Research Article: The biosynthetic pathway to ossamycin, a macrocyclic polyketide bearing a spiroacetal moiety

Date Published: April 30, 2019

Publisher: Public Library of Science

Author(s): Oksana Bilyk, Markiyan Samborskyy, Peter F. Leadlay, Marie-Joelle Virolle.


Ossamycin from Streptomyces hygroscopicus var. ossamyceticus is an antifungal and cytotoxic polyketide and a potent inhibitor of the mitochondrial ATPase. Analysis of a near-complete genome sequence of the ossamycin producer has allowed the identification of the 127-kbp ossamycin biosynthetic gene cluster. The presence in the cluster of a specific crotonyl-CoA carboxylase/reductase homologue suggests that the 5-methylhexanoate extension unit used in construction of the macrocyclic core is incorporated intact from the unusual precursor isobutyrylmalonyl-CoA. Surprisingly, the modular polyketide synthase uses only 14 extension modules to accomplish 15 cycles of polyketide chain extension, a rare example of programmed iteration on a modular polyketide synthase. Specific deletion of genes encoding cytochrome P450 enzymes has given insight into the late-stage tailoring of the ossamycin macrocycle required for the attachment of the unusual 2,3,4,6-deoxyaminohexose sugar l-ossamine to C-8 of the ossamycin macrocycle. The ossamycin cluster also encodes a putative spirocyclase enzyme, OssO, which may play a role in establishing the characteristic spiroketal moiety of the natural product.

Partial Text

Ossamycin from Streptomyces hygroscopicus var. ossamyceticus is a cytotoxic polyketide first reported in 1965 [1]. It is one of a family of 22- to 26-membered macrocyclic polyketides whose structural hallmark is a 6,6-spiroacetal (1,7-dioxaspiro[5,5]-undecanyl) moiety welded to one side of the macrocycle (Fig 1). The best-known and most widely-studied of these compounds are the 26-membered oligomycins/rutamycins [2], potent inhibitors of the mitochondrial F1F0-ATPase [3]. Various other macrocyclic polyketides related to the oligomycins/rutamycins have been isolated (Fig 1) by screening for antifungal, immunosuppressive or cytotoxic bioactivity, including for example the 24-membered dunaimycins [4], and the 22-membered cytovaricin [5], A82548A (also known as yokonolide B) [6], yokonolide A [7], phthoramycin [8], ushikulides A and B [9] and kaimonolide A [10], all produced by Streptomyces spp. and many of them by different strains of S. diastatochromogenes.
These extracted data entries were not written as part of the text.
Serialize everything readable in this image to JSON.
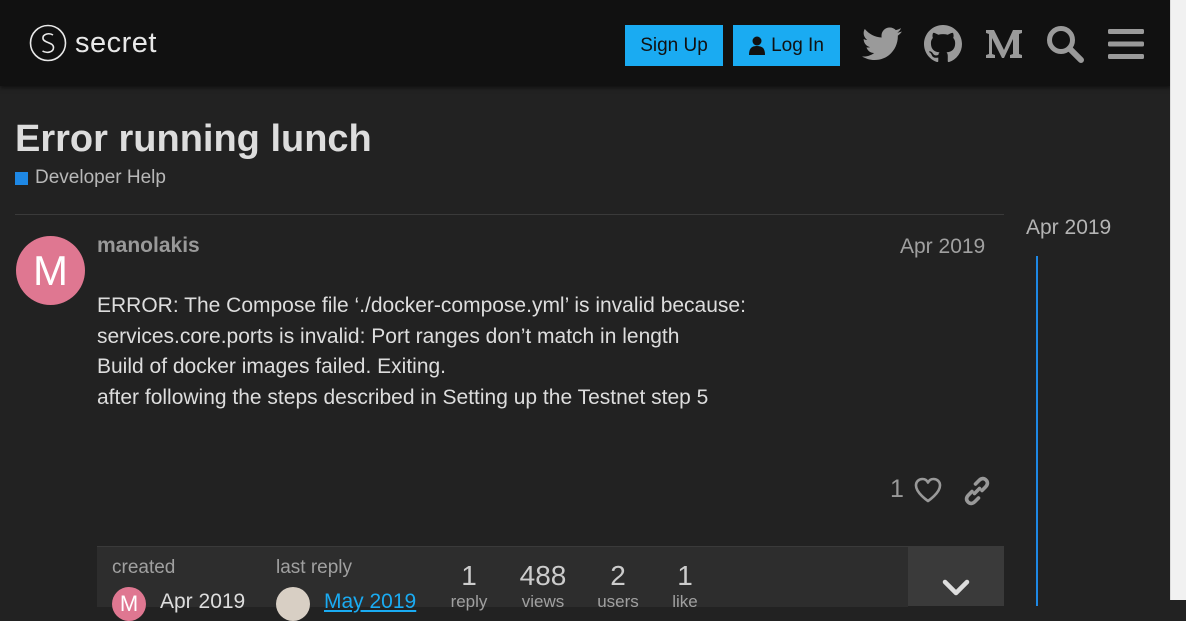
{
  "header": {
    "logo_text": "secret",
    "signup_label": "Sign Up",
    "login_label": "Log In",
    "icons": [
      "twitter-icon",
      "github-icon",
      "medium-icon",
      "search-icon",
      "hamburger-menu-icon"
    ]
  },
  "topic": {
    "title": "Error running lunch",
    "category": "Developer Help",
    "category_color": "#1e88e5"
  },
  "post": {
    "avatar_letter": "M",
    "avatar_color": "#df7791",
    "username": "manolakis",
    "date": "Apr 2019",
    "lines": [
      "ERROR: The Compose file ‘./docker-compose.yml’ is invalid because:",
      "services.core.ports is invalid: Port ranges don’t match in length",
      "Build of docker images failed. Exiting.",
      "after following the steps described in Setting up the Testnet step 5"
    ],
    "like_count": "1"
  },
  "topic_map": {
    "created_label": "created",
    "created_date": "Apr 2019",
    "last_reply_label": "last reply",
    "last_reply_date": "May 2019",
    "stats": [
      {
        "num": "1",
        "label": "reply"
      },
      {
        "num": "488",
        "label": "views"
      },
      {
        "num": "2",
        "label": "users"
      },
      {
        "num": "1",
        "label": "like"
      }
    ]
  },
  "timeline": {
    "date": "Apr 2019"
  },
  "colors": {
    "accent": "#1aabf2",
    "background": "#222222",
    "header": "#111111"
  }
}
The chemical structures of these compounds have been established by detailed NMR analysis. Also, assignment of relative and absolute stereochemistry at the multiple stereocentres has been achieved for representative compounds through single-crystal X-ray crystallography and elegant total synthesis [6, 11–14]. This has disclosed the striking structural consistency between the compounds of Fig 1. Even more remarkably, comparison [11,13] of the X-ray crystal structures of cytovaricin and rutamycin A has shown that, despite the differences in ring size and in substituents, their aglycones are superimposable. Consistent with this, cytovaricin and ossamycin act as selective cytotoxic agents through inhibition of the Fo component of F1F0-ATPases, the known target of oligomycin [15].
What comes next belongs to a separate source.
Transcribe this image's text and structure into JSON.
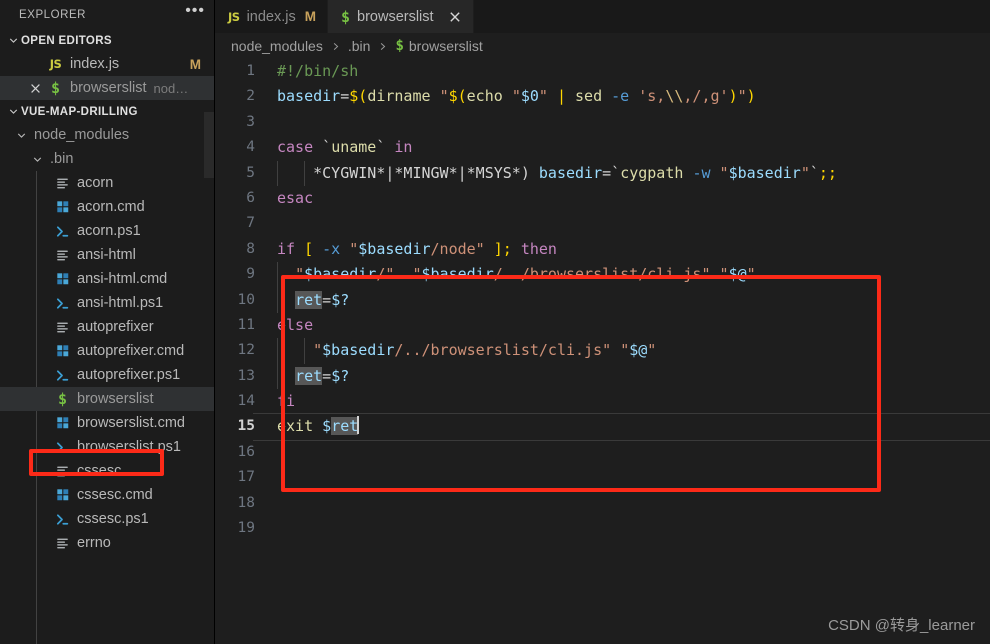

Apart from the oligomycin biosynthetic gene cluster [62] the genes and enzymes for biosynthesis of 22- to 26-membered macrocyclic polyketides bearing a spiroacetal moiety have remained unexplored. We have now identified the biosynthetic gene cluster for ossamycin biosynthesis in the whole-genome sequence of S. hygroscopicus var. ossamyceticus Bioinformatic analysis of the cluster strongly suggests that programmed iteration of a specific extension module on the modular PKSs is required to furnish the 24-membered macrocycle of ossamycin. Such exceptions to the co-linearity rule are rare and offer insight into a possible mechanism for evolution of modular polyketide megasynthases. It is tempting to suggest that the ossamycin PKS evolved from an assembly-line catalysing production of a 22-membered macrocycle (Fig 1) by local mutation within the PKS, allowing a freshly-elongated intermediate to reacylate the KS domain and undergo a second identical cycle of chain extension. It will be of considerable interest to sequence and compare the PKS genes for a naturally-occurring 22-membered macrocyclic polyketide.